I'd like to be invisible. I'd like to heal people, physically, mentally :)
What are your weird quirks?
Oh I have too many. More than I care to mention here...
I hate the sound made when someone is clipping their nails.
I sing ALL the time, everywhere....
What are your pet peeves?
People being late, bad grammar.
Piercings/Tattoos (How many? Where?)
If you could close your eyes and wake up somewhere else tomorrow, where would it be?
Gran Canary, Spain :)
If you were about to be put to death, what would be your last meal?
Carrots creamed soup with pancetta, French fries, grilled squid with eggplants and chocolate cake.
What would you do if you could be a man for one day?
Have sex with a girl, obviously :D
Who's your celebrity crush?
Who's your favoite sports team, and why?
Barcelona, because I love Spanish football (soccer) teams and because they are great !

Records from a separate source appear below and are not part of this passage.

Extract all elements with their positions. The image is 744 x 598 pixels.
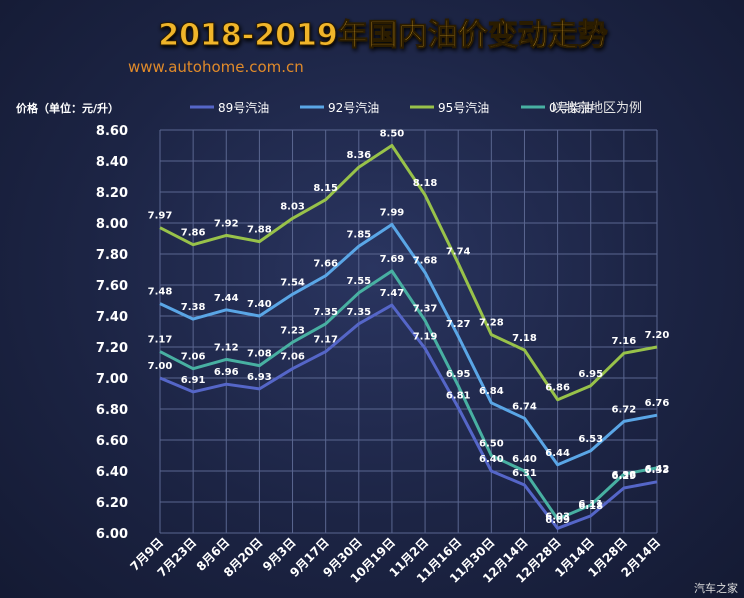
y-tick-label: 6.20: [96, 496, 128, 511]
data-labels: 7.00 6.91 6.96 6.93 7.06 7.17 7.35 7.47 7.19 6.81…: [148, 129, 670, 527]
data-label: 6.84: [479, 386, 504, 397]
legend-label: 95号汽油: [438, 100, 489, 115]
data-label: 6.44: [545, 448, 570, 459]
data-label: 7.47: [380, 288, 405, 299]
y-tick-label: 8.40: [96, 155, 128, 170]
data-label: 6.42: [645, 464, 670, 475]
data-label: 6.09: [545, 515, 570, 526]
data-label: 6.53: [578, 434, 603, 445]
data-label: 7.86: [181, 228, 206, 239]
series-line: [159, 303, 658, 530]
data-label: 7.16: [612, 336, 637, 347]
data-label: 6.11: [578, 499, 603, 510]
y-tick-label: 7.00: [96, 372, 128, 387]
grid: [159, 129, 658, 534]
data-label: 7.88: [247, 225, 272, 236]
y-tick-label: 8.00: [96, 217, 128, 232]
data-label: 6.74: [512, 401, 537, 412]
data-label: 7.68: [413, 256, 438, 267]
chart-title: 2018-2019年国内油价变动走势: [158, 18, 607, 53]
legend: 89号汽油 92号汽油 95号汽油 0号柴油: [190, 100, 593, 115]
data-label: 7.66: [313, 259, 338, 270]
series-line: [159, 223, 658, 467]
data-label: 6.91: [181, 375, 206, 386]
y-axis: 6.00 6.20 6.40 6.60 6.80 7.00 7.20 7.40 7.60 7.80…: [96, 124, 128, 542]
y-tick-label: 7.80: [96, 248, 128, 263]
data-label: 7.99: [380, 208, 405, 219]
x-axis: 7月9日7月23日8月6日8月20日9月3日9月17日9月30日10月19日11…: [127, 535, 663, 585]
website-url: www.autohome.com.cn: [128, 58, 304, 76]
data-label: 7.17: [313, 335, 338, 346]
data-label: 7.92: [214, 218, 239, 229]
y-tick-label: 6.60: [96, 434, 128, 449]
data-label: 6.38: [612, 470, 637, 481]
data-label: 8.15: [313, 183, 338, 194]
data-label: 6.95: [578, 369, 603, 380]
data-label: 7.48: [148, 287, 173, 298]
data-label: 7.35: [313, 307, 338, 318]
data-label: 7.17: [148, 335, 173, 346]
data-label: 7.44: [214, 293, 239, 304]
data-label: 6.03: [545, 511, 570, 522]
data-label: 7.97: [148, 211, 173, 222]
watermark: 汽车之家: [694, 581, 738, 595]
y-tick-label: 8.20: [96, 186, 128, 201]
data-label: 6.33: [645, 465, 670, 476]
data-label: 6.18: [578, 501, 603, 512]
y-tick-label: 6.80: [96, 403, 128, 418]
series-line: [159, 269, 658, 521]
region-note: 以北京地区为例: [551, 101, 642, 116]
data-label: 7.23: [280, 325, 305, 336]
legend-label: 0号柴油: [549, 101, 593, 115]
legend-label: 92号汽油: [328, 100, 379, 115]
data-label: 7.85: [346, 229, 371, 240]
y-tick-label: 6.40: [96, 465, 128, 480]
y-tick-label: 6.00: [96, 527, 128, 542]
data-label: 7.69: [380, 254, 405, 265]
data-label: 7.74: [446, 246, 471, 257]
data-label: 6.93: [247, 372, 272, 383]
data-label: 6.72: [612, 404, 637, 415]
data-label: 7.06: [181, 352, 206, 363]
y-tick-label: 7.40: [96, 310, 128, 325]
series-lines: [159, 144, 658, 530]
data-label: 6.50: [479, 439, 504, 450]
data-label: 7.38: [181, 302, 206, 313]
data-label: 6.40: [479, 454, 504, 465]
data-label: 7.06: [280, 352, 305, 363]
data-label: 7.54: [280, 277, 305, 288]
data-label: 6.29: [612, 471, 637, 482]
data-label: 7.00: [148, 361, 173, 372]
legend-label: 89号汽油: [218, 100, 269, 115]
data-label: 6.40: [512, 454, 537, 465]
data-label: 7.19: [413, 332, 438, 343]
data-label: 6.81: [446, 390, 471, 401]
y-tick-label: 8.60: [96, 124, 128, 139]
data-label: 7.08: [247, 349, 272, 360]
data-label: 7.35: [346, 307, 371, 318]
unit-label: 价格（单位：元/升）: [16, 101, 119, 115]
data-label: 6.76: [645, 398, 670, 409]
data-label: 7.27: [446, 319, 471, 330]
series-line: [159, 144, 658, 402]
y-tick-label: 7.60: [96, 279, 128, 294]
data-label: 6.95: [446, 369, 471, 380]
data-label: 6.31: [512, 468, 537, 479]
data-label: 6.86: [545, 383, 570, 394]
data-label: 7.55: [346, 276, 371, 287]
data-label: 8.36: [346, 150, 371, 161]
data-label: 6.96: [214, 367, 239, 378]
data-label: 7.37: [413, 304, 438, 315]
data-label: 8.03: [280, 201, 305, 212]
data-label: 7.18: [512, 333, 537, 344]
y-tick-label: 7.20: [96, 341, 128, 356]
data-label: 8.18: [413, 178, 438, 189]
data-label: 7.20: [645, 330, 670, 341]
data-label: 8.50: [380, 129, 405, 140]
data-label: 7.28: [479, 318, 504, 329]
data-label: 7.40: [247, 299, 272, 310]
data-label: 7.12: [214, 342, 239, 353]
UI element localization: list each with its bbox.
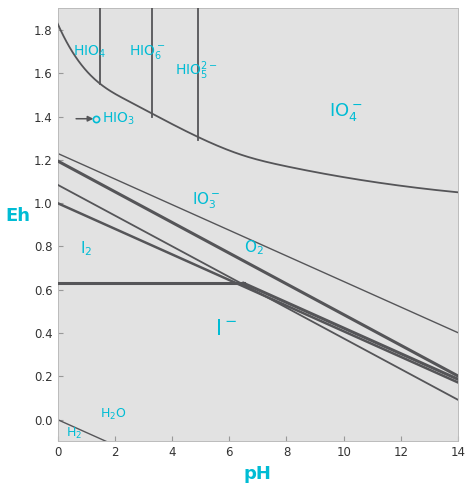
Text: HIO$_5^{2-}$: HIO$_5^{2-}$ bbox=[175, 60, 218, 82]
Text: HIO$_3$: HIO$_3$ bbox=[102, 110, 135, 127]
Text: O$_2$: O$_2$ bbox=[244, 238, 264, 257]
Text: H$_2$: H$_2$ bbox=[66, 426, 82, 441]
Text: I$^-$: I$^-$ bbox=[215, 319, 237, 339]
Text: H$_2$O: H$_2$O bbox=[100, 407, 127, 422]
Text: HIO$_6^-$: HIO$_6^-$ bbox=[129, 43, 166, 60]
Text: I$_2$: I$_2$ bbox=[81, 239, 93, 258]
Text: IO$_3^-$: IO$_3^-$ bbox=[192, 191, 220, 211]
Text: IO$_4^-$: IO$_4^-$ bbox=[329, 101, 363, 123]
Text: HIO$_4$: HIO$_4$ bbox=[73, 43, 107, 60]
Y-axis label: Eh: Eh bbox=[5, 207, 30, 225]
X-axis label: pH: pH bbox=[244, 464, 272, 483]
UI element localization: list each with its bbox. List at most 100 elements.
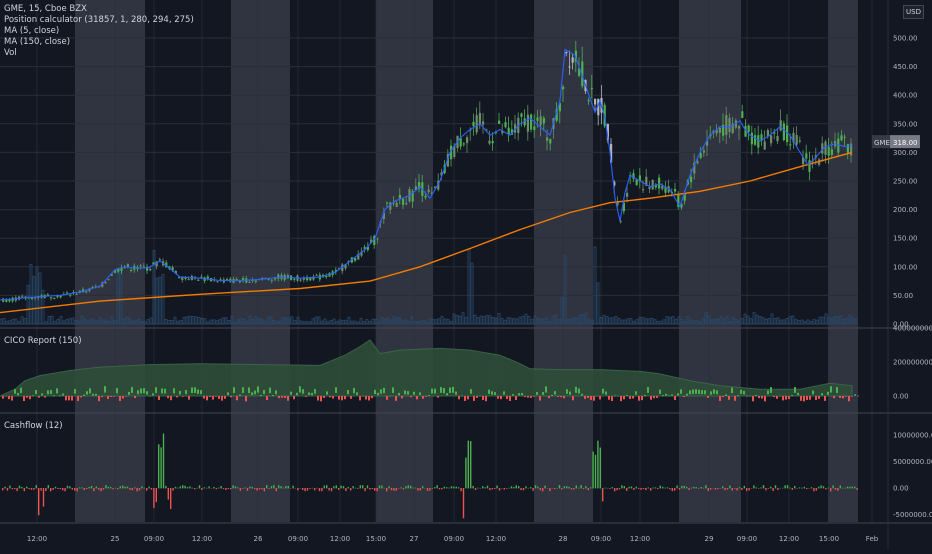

What's the most embarrassing song on your iPod?
Roar by Katty Perry ? lol
What's the worst job you've ever had?
Bartender at my parent's pub lol
What's the most dangerous thing you've ever done?
Accepted to have my maanicure done with the salon's nail tools? lol ...kidding....I'm quite laid back, besides some roller coasters, never done anything that qualifies as dangerous.
It's 4AM after a crazy night out – what are we eating?
A big yummy burger !! With a lot of fries :P:P
What's the strangest thing in your fridge right now?
A turkey half eaten lol
Later edit : Red eggs from Easter lol (which was 2 weeks ago)
What one thing would you add to the standard male anatomy?
More blood, God gave them two heads and only enough blood to use for one at a time....when they get hard, they say or do dumb things (some, not all). : )))))) Sorry guys, I'm being mean eh? : ))))))
What's the naughtiest thing you've ever done in public?
What do you feel sexiest wearing?
Tight mini dresses and high heels but also sexy lace lingerie with stockings, heels, etc :P
Tell us a joke.
A mother and father took their 6-year-old son to a nude beach. As the boy walked along the beach, he noticed that some of the ladies had boobs bigger than his mother’s, and asked her why.
She told her son, "The bigger they are the dumber the person is." The boy pleased with the answer, goes to play in the ocean but returns to tell his mother that many of the men have larger "units" than his dad. His mother replied, "The bigger they are the dumber the person is." Again satisfied with this answer, the boy returns to the ocean to play.
Shortly after, the boy returned again. He promptly told his mother, "Daddy is talking to the dumbest girl on the beach, and the longer he talks, the dumber he gets."